Pourquoi est-ci important de nier le caractère pathologique de l'autisme ? Qu'est-ce que cela changerait pour les personnes atteintes ? C'est ça que je ne comprends pas...
Afficher tout
Mon cousin est autiste.
Il est maintenant parfaitement apte à se sociabiliser, il a même énormément moins de mal à aller vers les autres que beaucoup de personnes "normales". Il est populaire et très peu de personnes se rendent compte de sa différence.
De ce côté là, son autisme est devenu invisible.
Par contre, il est passionné de cartes et connait par cœur toutes les rues de Paris et de beaucoup d'autres villes (plus efficace que n'importe quel GPS du monde);
Il peut résoudre n'importe quelle multiplication jusqu'à 9999² en quelques secondes;
Il connaît aussi énormément de noms d'étoiles (c'est juste une carte en 3d);
Il est aussi passionné d'histoire et peut se souvenir d'un gigantesque nombre de dates, de faits, d’événements;
Etc...
Finalement, peut-on appeler cela une maladie, dans ce cas ? Oui il possède sans doute une différence, une mutation génétique, mais elle ne lui apporte que des avantages...

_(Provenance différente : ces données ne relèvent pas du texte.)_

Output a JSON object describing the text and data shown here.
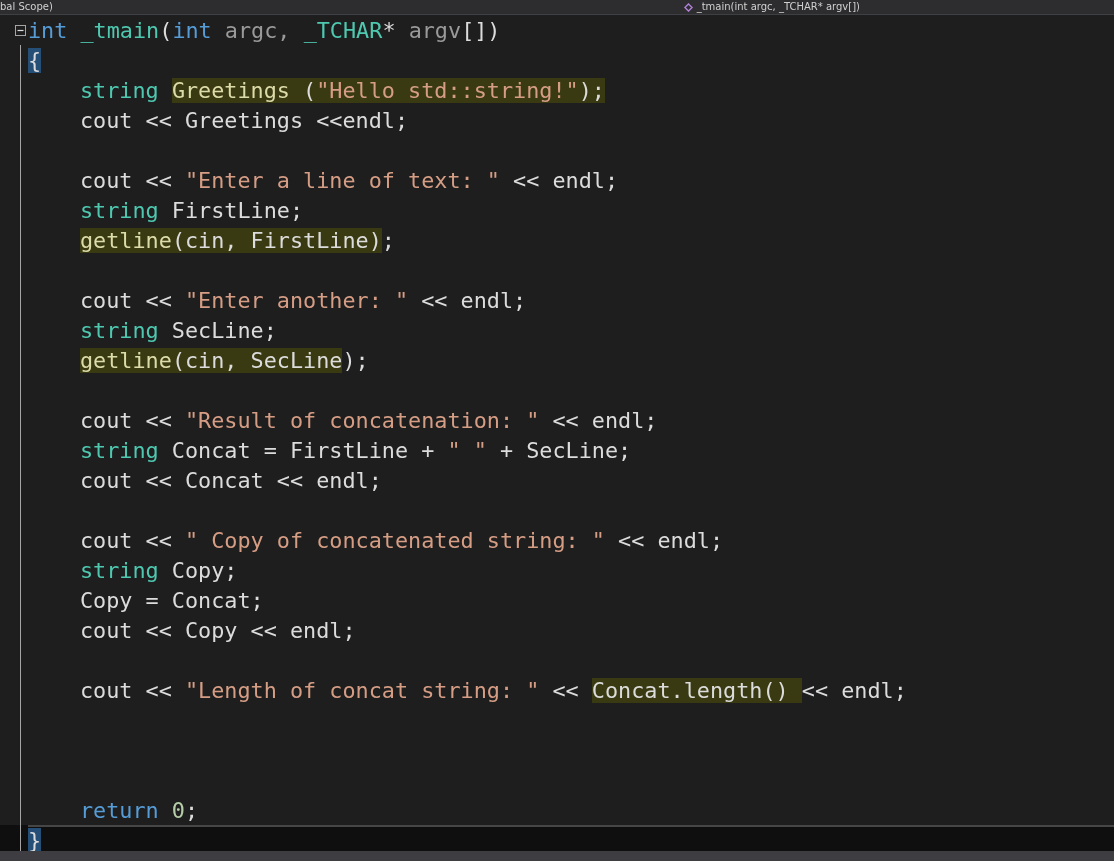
{
  "navigation_bar": {
    "scope": "bal Scope)",
    "member": "_tmain(int argc, _TCHAR* argv[])"
  },
  "lines": [
    {
      "foldable": true,
      "current": false,
      "tokens": [
        {
          "kind": "keyword",
          "text": "int"
        },
        {
          "kind": "identifier",
          "text": " _tmain"
        },
        {
          "kind": "plain",
          "text": "("
        },
        {
          "kind": "keyword",
          "text": "int"
        },
        {
          "kind": "param",
          "text": " argc, "
        },
        {
          "kind": "type",
          "text": "_TCHAR"
        },
        {
          "kind": "plain",
          "text": "* "
        },
        {
          "kind": "param",
          "text": "argv"
        },
        {
          "kind": "plain",
          "text": "[])"
        }
      ]
    },
    {
      "foldable": false,
      "current": false,
      "tokens": [
        {
          "kind": "brace-match",
          "text": "{"
        }
      ],
      "children": [
        {
          "foldable": false,
          "current": false,
          "tokens": [
            {
              "kind": "type",
              "text": "string "
            },
            {
              "kind": "function",
              "text": "Greetings",
              "highlight": true
            },
            {
              "kind": "plain",
              "text": " (",
              "highlight": true
            },
            {
              "kind": "string",
              "text": "\"Hello std::string!\"",
              "highlight": true
            },
            {
              "kind": "plain",
              "text": ");",
              "highlight": true
            }
          ]
        },
        {
          "foldable": false,
          "current": false,
          "tokens": [
            {
              "kind": "plain",
              "text": "cout << Greetings <<endl;"
            }
          ]
        },
        {
          "foldable": false,
          "current": false
        },
        {
          "foldable": false,
          "current": false,
          "tokens": [
            {
              "kind": "plain",
              "text": "cout << "
            },
            {
              "kind": "string",
              "text": "\"Enter a line of text: \""
            },
            {
              "kind": "plain",
              "text": " << endl;"
            }
          ]
        },
        {
          "foldable": false,
          "current": false,
          "tokens": [
            {
              "kind": "type",
              "text": "string"
            },
            {
              "kind": "plain",
              "text": " FirstLine;"
            }
          ]
        },
        {
          "foldable": false,
          "current": false,
          "tokens": [
            {
              "kind": "function",
              "text": "getline",
              "highlight": true
            },
            {
              "kind": "plain",
              "text": "(cin, FirstLine)",
              "highlight": true
            },
            {
              "kind": "plain",
              "text": ";"
            }
          ]
        },
        {
          "foldable": false,
          "current": false
        },
        {
          "foldable": false,
          "current": false,
          "tokens": [
            {
              "kind": "plain",
              "text": "cout << "
            },
            {
              "kind": "string",
              "text": "\"Enter another: \""
            },
            {
              "kind": "plain",
              "text": " << endl;"
            }
          ]
        },
        {
          "foldable": false,
          "current": false,
          "tokens": [
            {
              "kind": "type",
              "text": "string"
            },
            {
              "kind": "plain",
              "text": " SecLine;"
            }
          ]
        },
        {
          "foldable": false,
          "current": false,
          "tokens": [
            {
              "kind": "function",
              "text": "getline",
              "highlight": true
            },
            {
              "kind": "plain",
              "text": "(cin, SecLine",
              "highlight": true
            },
            {
              "kind": "plain",
              "text": ");"
            }
          ]
        },
        {
          "foldable": false,
          "current": false
        },
        {
          "foldable": false,
          "current": false,
          "tokens": [
            {
              "kind": "plain",
              "text": "cout << "
            },
            {
              "kind": "string",
              "text": "\"Result of concatenation: \""
            },
            {
              "kind": "plain",
              "text": " << endl;"
            }
          ]
        },
        {
          "foldable": false,
          "current": false,
          "tokens": [
            {
              "kind": "type",
              "text": "string"
            },
            {
              "kind": "plain",
              "text": " Concat = FirstLine + "
            },
            {
              "kind": "string",
              "text": "\" \""
            },
            {
              "kind": "plain",
              "text": " + SecLine;"
            }
          ]
        },
        {
          "foldable": false,
          "current": false,
          "tokens": [
            {
              "kind": "plain",
              "text": "cout << Concat << endl;"
            }
          ]
        },
        {
          "foldable": false,
          "current": false
        },
        {
          "foldable": false,
          "current": false,
          "tokens": [
            {
              "kind": "plain",
              "text": "cout << "
            },
            {
              "kind": "string",
              "text": "\" Copy of concatenated string: \""
            },
            {
              "kind": "plain",
              "text": " << endl;"
            }
          ]
        },
        {
          "foldable": false,
          "current": false,
          "tokens": [
            {
              "kind": "type",
              "text": "string"
            },
            {
              "kind": "plain",
              "text": " Copy;"
            }
          ]
        },
        {
          "foldable": false,
          "current": false,
          "tokens": [
            {
              "kind": "plain",
              "text": "Copy = Concat;"
            }
          ]
        },
        {
          "foldable": false,
          "current": false,
          "tokens": [
            {
              "kind": "plain",
              "text": "cout << Copy << endl;"
            }
          ]
        },
        {
          "foldable": false,
          "current": false
        },
        {
          "foldable": false,
          "current": false,
          "tokens": [
            {
              "kind": "plain",
              "text": "cout << "
            },
            {
              "kind": "string",
              "text": "\"Length of concat string: \""
            },
            {
              "kind": "plain",
              "text": " << "
            },
            {
              "kind": "plain",
              "text": "Concat.length() ",
              "highlight": true
            },
            {
              "kind": "plain",
              "text": "<< endl;"
            }
          ]
        },
        {
          "foldable": false,
          "current": false
        },
        {
          "foldable": false,
          "current": false
        },
        {
          "foldable": false,
          "current": false
        },
        {
          "foldable": false,
          "current": false,
          "tokens": [
            {
              "kind": "keyword",
              "text": "return"
            },
            {
              "kind": "number",
              "text": " 0"
            },
            {
              "kind": "plain",
              "text": ";"
            }
          ]
        }
      ]
    },
    {
      "foldable": false,
      "current": true,
      "tokens": [
        {
          "kind": "brace-match",
          "text": "}"
        }
      ]
    }
  ]
}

Alors oui, il a de la chance, son profil est sans doute très rare.
Mais il est la preuve qu'être en dehors de la norme ne signifie pas "être malade".
De son point de vue, c'est vous l'handicapé. Comparé à lui, vous êtes très limité dans vos capacités cognitives.

Cette différence de point de vue est très importante. Si le terme "neurotypique" existe, c'est à la base pour désigner la maladie des personnes non-autistes.
Car si de votre point de vue, les autistes sont handicapés par leurs compétences sociales...
Du point de vue des autistes, vous êtes handicapé par votre mauvaise mémoire, par exemple.
Mais vous considérer comme malade, ce n'est ni vous manquer de respect ni vouloir détruire votre façon de vivre et de voir le monde. C'est simplement reconnaître que votre handicap nécessite des soins et une prise en charge particulière relative à l'ensemble des symptômes exprimés dans le but de favoriser une qualité de vie optimale.